Mr. Golez said he expects developers to limit their project launches for the next six months.


“In the next six months, I think these (launches) will remain low, but as take-up improves, I think they will recover, because now, there are only limited launches,” he told BusinessWorld after the briefing.


Meanwhile, the office market saw a 7% year-on-year increase in demand of 355,000 square meters (sq.m.) despite the absence of POGOs and limited government take-up, LPC said.


“The main difference between this quarter and the first quarter of 2024 is the 56% increase in BPO (business process outsourcing) demand coming from specifically one segment, which are the global in-house centers,” Mikko Baranda, LPC director for commercial leasing, told the briefing.


Global in-house centers are involved in healthcare, banking, financial services, and insurance sectors.


“A lot of these companies, and probably also predicated with what’s happening all over the world, are looking at the Philippines again to offshore and outsource work,” Mr. Baranda said, citing foreign companies like JPMorgan keen on growing their footprint in the country.


In the first quarter, lease transactions involving IT-BPOs reached 185,000 sq.m. of office space, while those for traditional offices reached 94,000 sq.m.

The nationwide office vacancy rate stood at 17% in the first quarter. In Metro Manila, the office vacancy rate stood at 16% — with the highest in Taguig at 24% and the lowest in Bonifacio Global City (10%).


For 2025, office net take-up is expected to jump by an annual 16% to 490,000 sq.m.
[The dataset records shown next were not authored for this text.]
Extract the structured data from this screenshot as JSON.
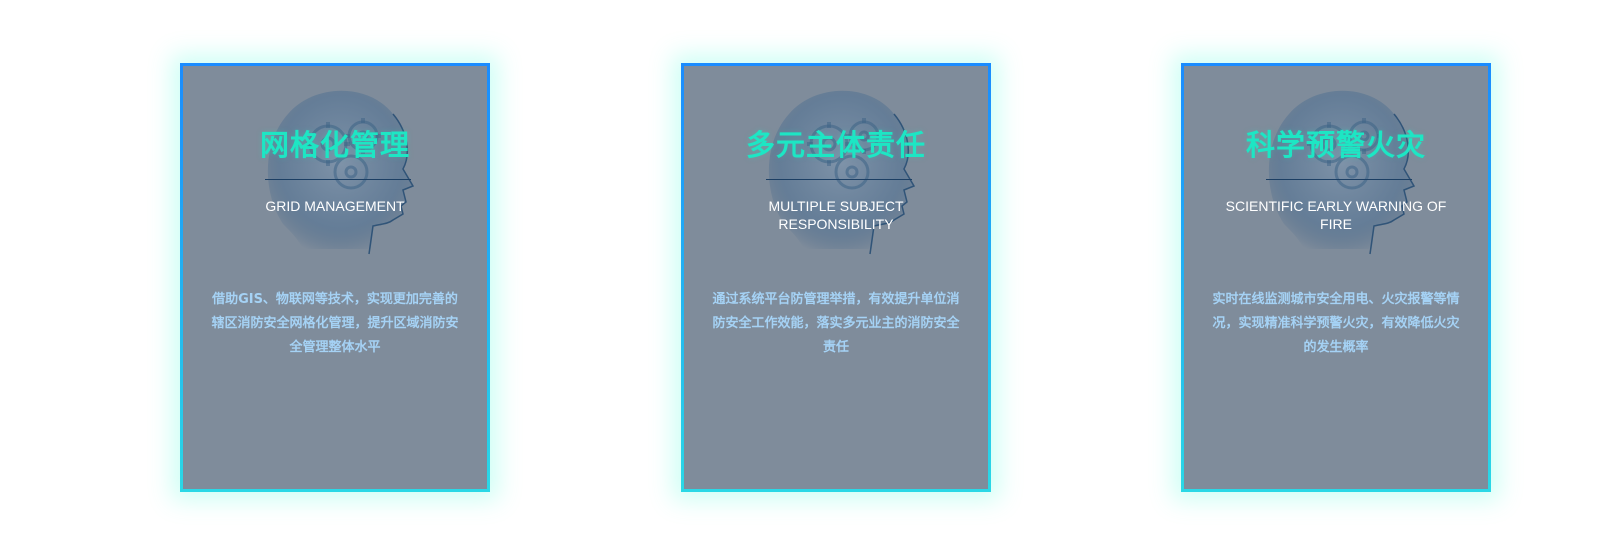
{
  "cards": [
    {
      "title": "网格化管理",
      "subtitle": "GRID MANAGEMENT",
      "description": "借助GIS、物联网等技术，实现更加完善的辖区消防安全网格化管理，提升区域消防安全管理整体水平"
    },
    {
      "title": "多元主体责任",
      "subtitle": "MULTIPLE SUBJECT RESPONSIBILITY",
      "description": "通过系统平台防管理举措，有效提升单位消防安全工作效能，落实多元业主的消防安全责任"
    },
    {
      "title": "科学预警火灾",
      "subtitle": "SCIENTIFIC EARLY WARNING OF FIRE",
      "description": "实时在线监测城市安全用电、火灾报警等情况，实现精准科学预警火灾，有效降低火灾的发生概率"
    }
  ],
  "colors": {
    "card_bg": "#7f8c9b",
    "title": "#1de6c4",
    "description": "#a5d2f5",
    "border_top": "#1a8cff",
    "border_bottom": "#2ad8e6",
    "glow": "#50ffdc"
  },
  "icons": [
    "head-gears-icon"
  ]
}
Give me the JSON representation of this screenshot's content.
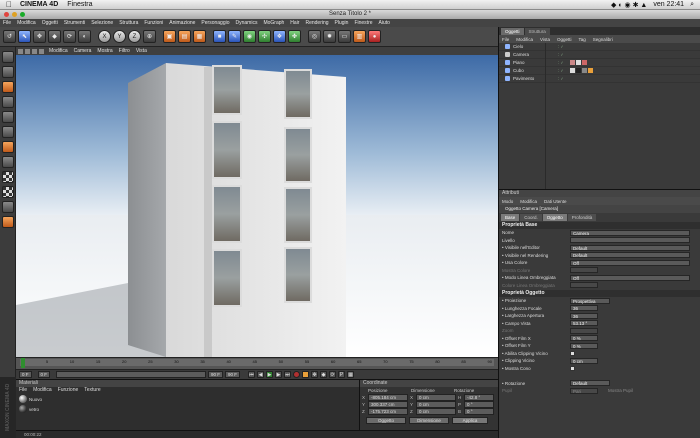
{
  "mac_menubar": {
    "apple_glyph": "",
    "app_name": "CINEMA 4D",
    "menu": "Finestra",
    "clock": "ven 22:41"
  },
  "window": {
    "title": "Senza Titolo 2 *",
    "menus": [
      "File",
      "Modifica",
      "Oggetti",
      "Strumenti",
      "Selezione",
      "Struttura",
      "Funzioni",
      "Animazione",
      "Personaggio",
      "Dynamics",
      "MoGraph",
      "Hair",
      "Rendering",
      "Plugin",
      "Finestre",
      "Aiuto"
    ]
  },
  "toolbar": {
    "buttons": [
      {
        "icon": "undo-icon",
        "glyph": "↺",
        "style": ""
      },
      {
        "icon": "live-selection-icon",
        "glyph": "⬉",
        "style": "b"
      },
      {
        "icon": "move-icon",
        "glyph": "✥",
        "style": ""
      },
      {
        "icon": "scale-icon",
        "glyph": "◆",
        "style": ""
      },
      {
        "icon": "rotate-icon",
        "glyph": "⟳",
        "style": ""
      },
      {
        "icon": "last-tool-icon",
        "glyph": "◐",
        "style": ""
      },
      {
        "icon": "x-axis-icon",
        "glyph": "X",
        "style": "c"
      },
      {
        "icon": "y-axis-icon",
        "glyph": "Y",
        "style": "c"
      },
      {
        "icon": "z-axis-icon",
        "glyph": "Z",
        "style": "c"
      },
      {
        "icon": "world-coordinates-icon",
        "glyph": "⊕",
        "style": ""
      },
      {
        "icon": "render-view-icon",
        "glyph": "▣",
        "style": "o"
      },
      {
        "icon": "render-picture-viewer-icon",
        "glyph": "▤",
        "style": "o"
      },
      {
        "icon": "render-settings-icon",
        "glyph": "▦",
        "style": "o"
      },
      {
        "icon": "cube-icon",
        "glyph": "■",
        "style": "b"
      },
      {
        "icon": "spline-pen-icon",
        "glyph": "✎",
        "style": "b"
      },
      {
        "icon": "nurbs-icon",
        "glyph": "◉",
        "style": "g"
      },
      {
        "icon": "array-icon",
        "glyph": "✣",
        "style": "g"
      },
      {
        "icon": "deformer-icon",
        "glyph": "❖",
        "style": "b"
      },
      {
        "icon": "scene-icon",
        "glyph": "✤",
        "style": "g"
      },
      {
        "icon": "camera-icon",
        "glyph": "◎",
        "style": ""
      },
      {
        "icon": "light-icon",
        "glyph": "✹",
        "style": ""
      },
      {
        "icon": "floor-icon",
        "glyph": "▭",
        "style": ""
      },
      {
        "icon": "grid-icon",
        "glyph": "▥",
        "style": "o"
      },
      {
        "icon": "record-icon",
        "glyph": "●",
        "style": "r"
      }
    ]
  },
  "left_tools": {
    "buttons": [
      {
        "icon": "make-editable-icon",
        "style": ""
      },
      {
        "icon": "model-mode-icon",
        "style": ""
      },
      {
        "icon": "object-axis-icon",
        "style": "o"
      },
      {
        "icon": "points-mode-icon",
        "style": ""
      },
      {
        "icon": "edges-mode-icon",
        "style": ""
      },
      {
        "icon": "polygons-mode-icon",
        "style": ""
      },
      {
        "icon": "texture-mode-icon",
        "style": "o"
      },
      {
        "icon": "workplane-icon",
        "style": ""
      },
      {
        "icon": "snap-icon",
        "style": "ck"
      },
      {
        "icon": "checker-icon",
        "style": "ck"
      },
      {
        "icon": "lock-icon",
        "style": ""
      },
      {
        "icon": "sculpt-icon",
        "style": "o"
      }
    ]
  },
  "viewport": {
    "menus": [
      "Modifica",
      "Camera",
      "Mostra",
      "Filtro",
      "Vista"
    ]
  },
  "timeline": {
    "ticks": [
      "0",
      "5",
      "10",
      "15",
      "20",
      "25",
      "30",
      "35",
      "40",
      "45",
      "50",
      "55",
      "60",
      "65",
      "70",
      "75",
      "80",
      "85",
      "90"
    ],
    "current_frame": "0 F",
    "start": "0 F",
    "end": "90 F",
    "end2": "90 F"
  },
  "materials": {
    "title": "Materiali",
    "menus": [
      "File",
      "Modifica",
      "Funzione",
      "Texture"
    ],
    "items": [
      {
        "name": "Nuovo",
        "dark": false
      },
      {
        "name": "vetro",
        "dark": true
      }
    ]
  },
  "coordinates": {
    "title": "Coordinate",
    "col_position": "Posizione",
    "col_size": "Dimensione",
    "col_rotation": "Rotazione",
    "rows": [
      {
        "axis": "X",
        "pos": "-805.184 cm",
        "size": "0 cm",
        "rot_axis": "H",
        "rot": "-42.8 °"
      },
      {
        "axis": "Y",
        "pos": "300.337 cm",
        "size": "0 cm",
        "rot_axis": "P",
        "rot": "0 °"
      },
      {
        "axis": "Z",
        "pos": "-175.723 cm",
        "size": "0 cm",
        "rot_axis": "B",
        "rot": "0 °"
      }
    ],
    "mode1": "Oggetto",
    "mode2": "Dimensione",
    "apply": "Applica"
  },
  "status": {
    "time": "00:00:22"
  },
  "side_label": "MAXON CINEMA 4D",
  "objects": {
    "tabs": [
      {
        "label": "Oggetti",
        "active": true
      },
      {
        "label": "Struttura",
        "active": false
      }
    ],
    "menus": [
      "File",
      "Modifica",
      "Vista",
      "Oggetti",
      "Tag",
      "Segnalibri"
    ],
    "items": [
      {
        "name": "Cielo",
        "color": "#8fb5ff",
        "tags": []
      },
      {
        "name": "Camera",
        "color": "#ccc",
        "tags": []
      },
      {
        "name": "Piano",
        "color": "#8fb5ff",
        "tags": [
          "#c88",
          "#ddd",
          "#c66"
        ]
      },
      {
        "name": "Cubo",
        "color": "#8fb5ff",
        "tags": [
          "#ddd",
          "#222",
          "#888",
          "#e9a03a"
        ]
      },
      {
        "name": "Pavimento",
        "color": "#8fb5ff",
        "tags": []
      }
    ]
  },
  "attributes": {
    "title": "Attributi",
    "menus": [
      "Modo",
      "Modifica",
      "Dati Utente"
    ],
    "object_name": "Oggetto Camera [Camera]",
    "tabs": [
      {
        "label": "Base",
        "active": true
      },
      {
        "label": "Coord.",
        "active": false
      },
      {
        "label": "Oggetto",
        "active": true
      },
      {
        "label": "Profondità",
        "active": false
      }
    ],
    "section1": "Proprietà Base",
    "basic": [
      {
        "label": "Nome",
        "value": "Camera",
        "dim": false,
        "w": "wide"
      },
      {
        "label": "Livello",
        "value": "",
        "dim": false,
        "w": "wide"
      },
      {
        "label": "• Visibile nell'Editor",
        "value": "Default",
        "dim": false,
        "w": "wide"
      },
      {
        "label": "• Visibile nel Rendering",
        "value": "Default",
        "dim": false,
        "w": "wide"
      },
      {
        "label": "• Usa Colore",
        "value": "Off",
        "dim": false,
        "w": "wide"
      },
      {
        "label": "Mostra Colore",
        "value": "",
        "dim": true,
        "w": "short"
      },
      {
        "label": "• Modo Linea Ombreggiata",
        "value": "Off",
        "dim": false,
        "w": "wide"
      },
      {
        "label": "Colore Linea Ombreggiata",
        "value": "",
        "dim": true,
        "w": "short"
      }
    ],
    "section2": "Proprietà Oggetto",
    "object_props": [
      {
        "label": "• Proiezione",
        "value": "Prospettiva",
        "type": "val",
        "w": "mid"
      },
      {
        "label": "• Lunghezza Focale",
        "value": "36",
        "type": "val",
        "w": "short"
      },
      {
        "label": "• Larghezza Apertura",
        "value": "36",
        "type": "val",
        "w": "short"
      },
      {
        "label": "• Campo Vista",
        "value": "53.13 °",
        "type": "val",
        "w": "short"
      },
      {
        "label": "Zoom",
        "value": "",
        "type": "dim",
        "w": "short"
      },
      {
        "label": "• Offset Film X",
        "value": "0 %",
        "type": "val",
        "w": "short"
      },
      {
        "label": "• Offset Film Y",
        "value": "0 %",
        "type": "val",
        "w": "short"
      },
      {
        "label": "• Abilita Clipping Vicino",
        "value": "",
        "type": "chk",
        "w": "short"
      },
      {
        "label": "• Clipping Vicino",
        "value": "0 cm",
        "type": "val",
        "w": "short"
      },
      {
        "label": "• Mostra Cono",
        "value": "",
        "type": "chk",
        "w": "short"
      },
      {
        "label": "",
        "value": "",
        "type": "blank",
        "w": "short"
      },
      {
        "label": "• Rotazione",
        "value": "Default",
        "type": "val",
        "w": "mid"
      },
      {
        "label": "Pupil",
        "value": "Pari",
        "type": "dim",
        "w": "short",
        "extra": "Mostra Pupil"
      }
    ]
  }
}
“The office market in the Philippines continues to show grit in the face of global and local challenges. The IT-BPM sector remains to be a reliable key driver of growth, while traditional office tenants are also increasingly active. With a promising outlook for the rest of the year, we expect resiliency amidst potential headwinds,” Mr. Baranda said.


LPC said a total of 2 million sq.m. is forecast to be added to the Philippine office supply in the next four years.


Meanwhile, the country’s retail market has already recovered from the pandemic.

“The general population has largely come back to the malls, and back to their consumption behavior. Developers are largely confident of the market with 105 malls upcoming nationwide [in the next six years],” Mr. Golez said. 


By developer, SM Prime Holdings, Inc. accounted for 29% of upcoming malls, followed by Robinsons Land Corp. at 28%, and DoubleDragon Corp. at 15%. Other developers expected to launch new malls in the six-year period include Ayala Land, Inc. (10%), Megaworld Corp. (7%), and Rockwell Land Corp. (2%).